Kornberg told the interviewer that his research in the immediate future would take two general directions: "One direction is to understand in finer chemical detail the enzyme catalyst called DNA polymerase, which assembles the DNA chain…. If we are to understand how this enzyme works in the cell, in health or disease, during growth or aging, we must first figure out how it works in the simpler and more accessible test tube system. The other direction of our work is to understand what regulates DNA synthesis in the cell. When growth stops in a mature person, DNA synthesis in his liver cells also stops. However, if a portion of the liver is removed by surgery … [or] when liver cells turn cancerous, DNA synthesis proceeds rapidly, as it does in the young growing liver. We are at a loss to understand the forces that keep liver DNA synthesis in check in the normal adult and the agents that provoke DNA synthesis in cancer growth."

At the end of the interview Kornberg said that he hoped his work would have little influence on human evolution, at least in the immediate future. "There is vastly more we can and must do to further human cultural evolution by political and social means," he explained. "I see the greatest rewards of genetic chemistry to human welfare in the cure of disease and ultimately in a better understanding of human behavior when explained in terms of chemistry."

Arthur Kornberg and Sylvy Ruth Levy, a biochemist, who collaborates in much of her husband's work, were married on November 21, 1943. They have three sons, Roger, Thomas, and Kenneth. The Kornbergs live in Portola Valley on the San Francisco Peninsula. Dr. Kornberg is a quiet man of medium height and athletic build whose smile has been described as "gentle." His favorite physical recreations are swimming and playing tennis. In spectator sports he is a football buff, a fan of the San Francisco giants and the Stanford football team. Honors received by Kornberg in addition to the Nobel Prize include the Paul-Lewis Award of the American Chemical Society and honorary degrees from the College of the City of New York, the University of Rochester, Yeshiva University, Washington University (St. Louis), and the University of Notre Dame.
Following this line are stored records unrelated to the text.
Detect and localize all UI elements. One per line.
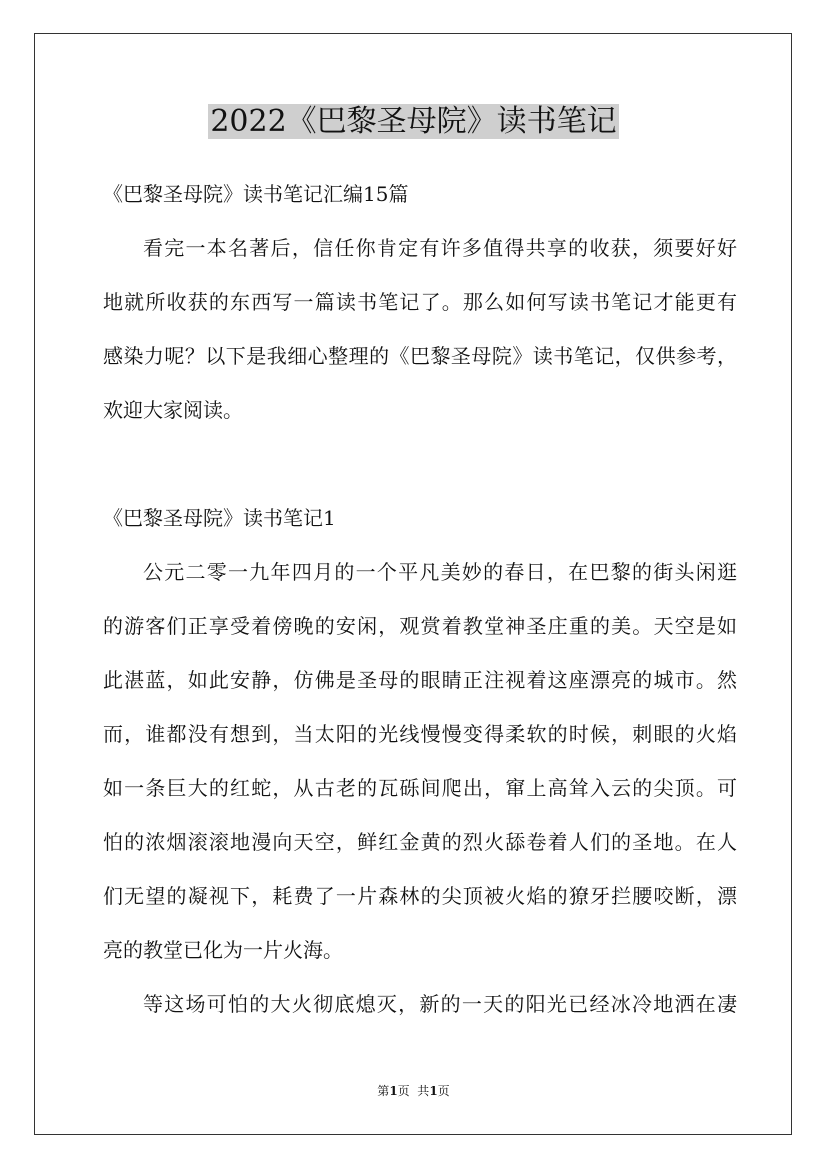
section-heading: 《巴黎圣母院》读书笔记1 [103, 506, 336, 530]
footer-suffix: 页 [437, 1084, 450, 1098]
intro-line: 地就所收获的东西写一篇读书笔记了。那么如何写读书笔记才能更有 [103, 290, 737, 314]
footer-mid: 页 共 [397, 1084, 430, 1098]
page-footer [0, 1082, 827, 1100]
body-line: 的游客们正享受着傍晚的安闲，观赏着教堂神圣庄重的美。天空是如 [103, 614, 737, 638]
footer-current-page: 1 [389, 1084, 398, 1098]
body-line: 如一条巨大的红蛇，从古老的瓦砾间爬出，窜上高耸入云的尖顶。可 [103, 776, 737, 800]
body-line: 公元二零一九年四月的一个平凡美妙的春日，在巴黎的街头闲逛 [143, 560, 737, 584]
body-line: 亮的教堂已化为一片火海。 [103, 938, 343, 962]
body-line: 怕的浓烟滚滚地漫向天空，鲜红金黄的烈火舔卷着人们的圣地。在人 [103, 830, 737, 854]
document-title [0, 100, 827, 144]
intro-line: 看完一本名著后，信任你肯定有许多值得共享的收获，须要好好 [143, 236, 737, 260]
body-line: 等这场可怕的大火彻底熄灭，新的一天的阳光已经冰冷地洒在凄 [143, 992, 737, 1016]
body-line: 们无望的凝视下，耗费了一片森林的尖顶被火焰的獠牙拦腰咬断，漂 [103, 884, 737, 908]
body-line: 而，谁都没有想到，当太阳的光线慢慢变得柔软的时候，刺眼的火焰 [103, 722, 737, 746]
intro-line: 欢迎大家阅读。 [103, 398, 243, 422]
document-subtitle: 《巴黎圣母院》读书笔记汇编15篇 [103, 182, 409, 206]
document-title-text: 2022《巴黎圣母院》读书笔记 [210, 104, 617, 139]
footer-total-pages: 1 [429, 1084, 438, 1098]
body-line: 此湛蓝，如此安静，仿佛是圣母的眼睛正注视着这座漂亮的城市。然 [103, 668, 737, 692]
intro-line: 感染力呢？以下是我细心整理的《巴黎圣母院》读书笔记，仅供参考， [103, 344, 737, 368]
footer-prefix: 第 [377, 1084, 390, 1098]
He served as president of the American Society of Biological Chemists in 1965-66, and he is a member of the American Philosophical Society, the National Academy of Sciences, and the Phi Beta Kappa, Alpha Omega Alpha, and Sigma Xi fraternities. Other professional organizations to which he belongs are the American Society for Clinical Investigations, the American Chemical Society, and the Harvey Society. Besides his scientific papers, Kornberg is the author of Enzymatic Synthesis of DNA, published by Wiley in 1962.